5.3 Zo in dit geval geen sprake is geweest van een bedrijfsoverdracht door appellant aan de maatschap D/C, geldt dat er na 1996 een registratie heeft plaatsgevonden van een verplaatsing waarbij appellant zijn niet-gebonden mestproductierechten, waaronder die voor varkens/kippen, heeft overgedragen. Gelet op artikel 10 juncto 16 Whv heeft dit consequenties voor de mogelijkheden tot overdracht van varkensrechten. Nu gesteld is, noch gebleken dat appellant nadien (een deel van) zijn niet-gebonden mestproductierechten wederom heeft verworven, moet worden vastgesteld dat appellant sinds 16 december 1996 ingevolge artikel 10 Whv niet meer in het bezit was van niet-gebonden rechten.
Gelet op de wettelijke regeling konden voor hem dan ook geen varkenseenheden op basis van enig niet-gebonden mestproductierecht worden bepaald. Voorzover appellant door de terugboeking van de 4.01 ha landbouwgrond nog enig varkensrecht ter beschikking stond was dit, gelet op artikel 1, aanhef en sub o, gelezen in samenhang met artikel 10 Whv, alleen het grondgebonden deel van zijn varkensrecht.
5.4 Het grondgebonden deel van een varkensrecht kan echter in verband met het bepaalde bij artikel 16, tweede lid, juncto artikel 20 Whv alleen overgaan indien sprake is van bedrijfsoverdracht. Daarvan is tussen appellant en E geen sprake.

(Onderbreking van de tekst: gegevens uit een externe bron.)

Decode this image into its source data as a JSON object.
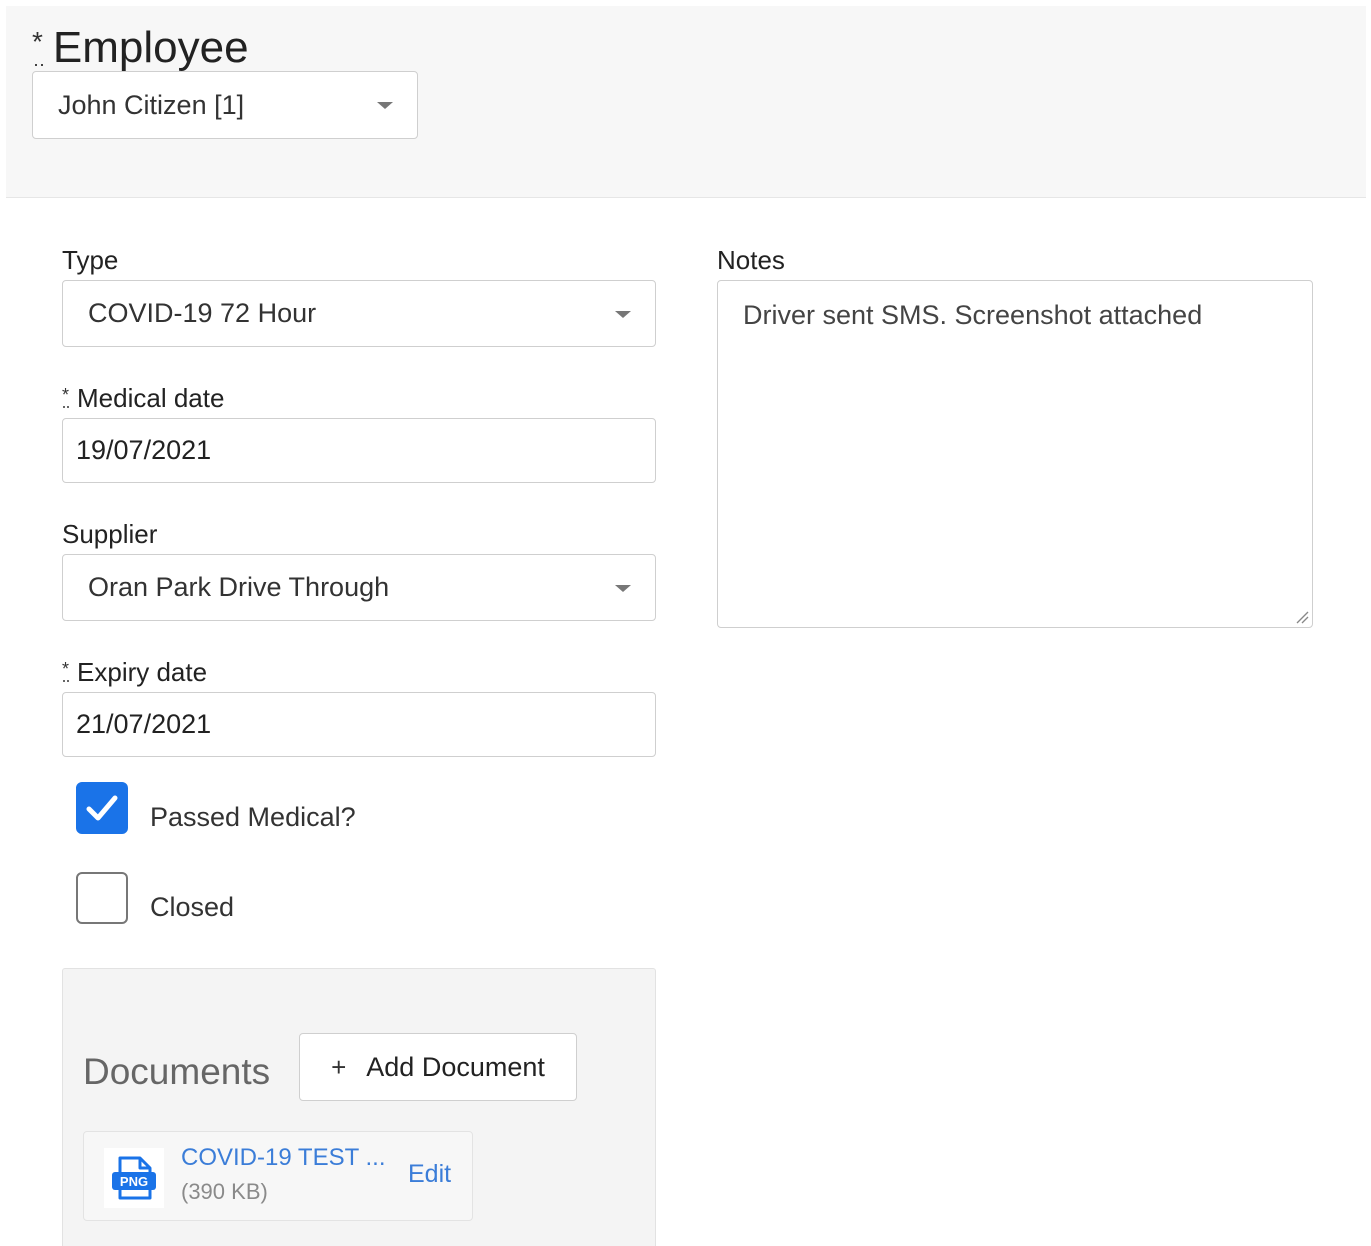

Derhalve rustten ten tijde van de inwerkingtreding van de Whv op het bedrijf van appellant geen varkensrechten die hij, los van zijn bedrijf, aan E kon overdragen.
5.5 Het door verweerder in bezwaar gehandhaafde standpunt dat, op grond van de overweging dat voor het bedrijf van de vervreemder geen verhandelbare fokzeugen rechten zijn geregistreerd, geen registratie van de overgang van varkensrechten tussen appellant en E kon plaatsvinden is dus juist.
5.6 Voorzover appellant met zijn beroep op het vertrouwensbeginsel in verband met de aanvankelijk onjuiste voorlichting van verweerder zoals deze blijkt uit het hem in oktober 1998 toegezonden "overzicht bedrijfssituatie" beoogd heeft te vorderen dat alsnog een overdracht van varkensrechten als gevraagd wordt geregistreerd, kan dat beroep niet slagen. Wat er zij van eventuele schade welke appellant door die onjuiste voorlichting geleden heeft - schade is niet gesteld en vergoeding ervan is in dit geschil niet gevorderd - op grond van de dwingendrechtelijke bepalingen van de Whv, die zich verzetten tegen overdracht van varkensrechten in dit geval, kan het beroep op het vertrouwensbeginsel niet tot het hier beoogde resultaat leiden.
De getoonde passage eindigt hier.